With your amount of possesions, you could move into the living room one day, and live in another room the next. Would that help your itch?
Jeff Bronson
My minimalist dream is to move from Orlando, FL. to Portland, OR and build a small (700 – 800 sq. ft) Cob House is a semi-rural spot close to the city.
Then rent out this unique dwelling for a few months out of the year while I travel, and do my work from around the globe!
The very architecture of this type of house lends itself to a minimalist feel.
Beryl
Thank you for these thought provoking comments. It make me realise what a very ‘un-nomadic’ life I have and still lead. I have a earning to travel and yet…it is lovely to have roots too.

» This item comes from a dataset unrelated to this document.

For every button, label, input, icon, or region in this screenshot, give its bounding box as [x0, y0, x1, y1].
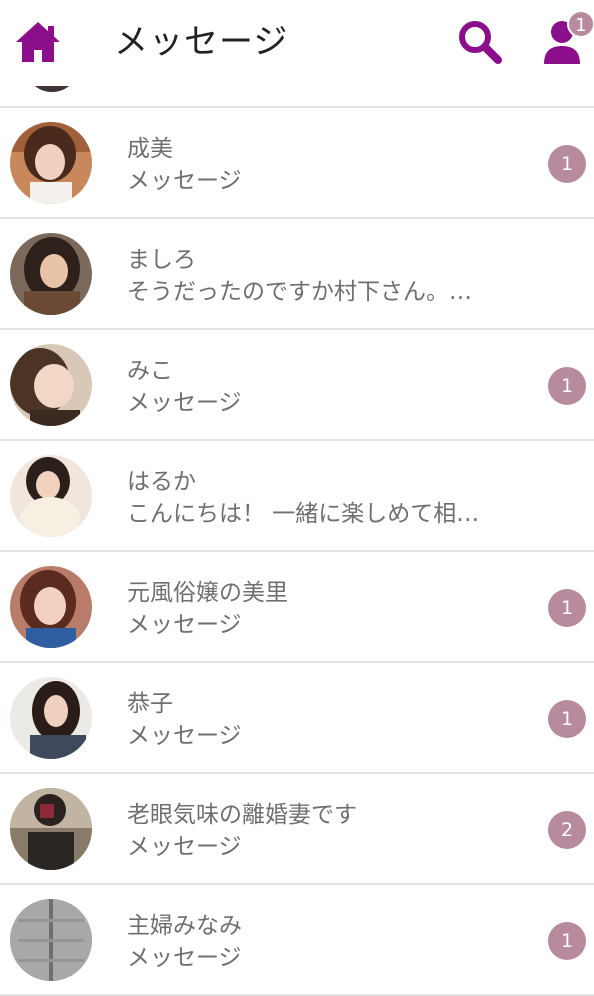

I think society will change in its view of being ‘settled’. With more people becoming ‘laptop’ entrepreneurs (eg both my sons and myself) there will be less reason to stay in one place due to a job. Anyway, interesting times…
Tina
I’ve never been a nomad and never wanted to be one. I just can’t live with too much stuff. My mom and several of her relatives hoarded. I remember as a girl there were piles of pins, ribbon, papers, lots of pots, shoes, fabric, food, yarn, just too much. Periodically, I give things away. I don’t keep books or magazines I’m not going to read again. We give away shoes that are worn out or we don’t wear. Torn up underwear gets cut up for rags. Extra plastic bags get recycled. There are no blocked paths.
Tina
When I travel, I travel with very little, and even at home, I don’t have much. Still, it is comforting to have my art and craft supplies handy. It is relaxing on a cold winter day to repot house plants or take cuttings to give to friends. I like to sit with a purring cat on my lap and relax.
Tina
We have never had many possessions. My husband’s folks had lots of things, his mother had tchotkes all over the house and his father had many closets full of clothes. There were also lots of sets of china everywhere. My mom just hoarded everything until there were narrow paths and piles everywhere. I have houseplants which I give away by the dozen. I make art out of junk mail. We retired in 2002, in our early 50’s and do volunteer work, hobbies and try to encourage people to save more and spend less.
Tina
We live in a 2 bedroom condo in a close suburb to Chicago. Many people our age (late 60’s- early 70’s) are buying huge homes. I can’t imagine paying obscene heating and cooling bills. And then there’s all the stuff. I was just in a home I got lost in. Another guest compared the house to Biltmore. I don’t buy any new craft supplies. When I get some second hand, I pass a lot on to other crafters. I have another pile of books for the library. Two more bags for Goodwill. Some shirts I don’t wear- they were my Mom’s- to give to a friend. I came home on a plane a few days ago and there are still people travelling with a lot of suitcases.
Tina
Our neighbor was complaining that her husband kept tee shirts for twenty years. My sister has huge suitcases without wheels. She has a lot of very old things. When we travel, we take public transportation. If you never take more than you can carry yourself, you can be ready to go almost anywhere.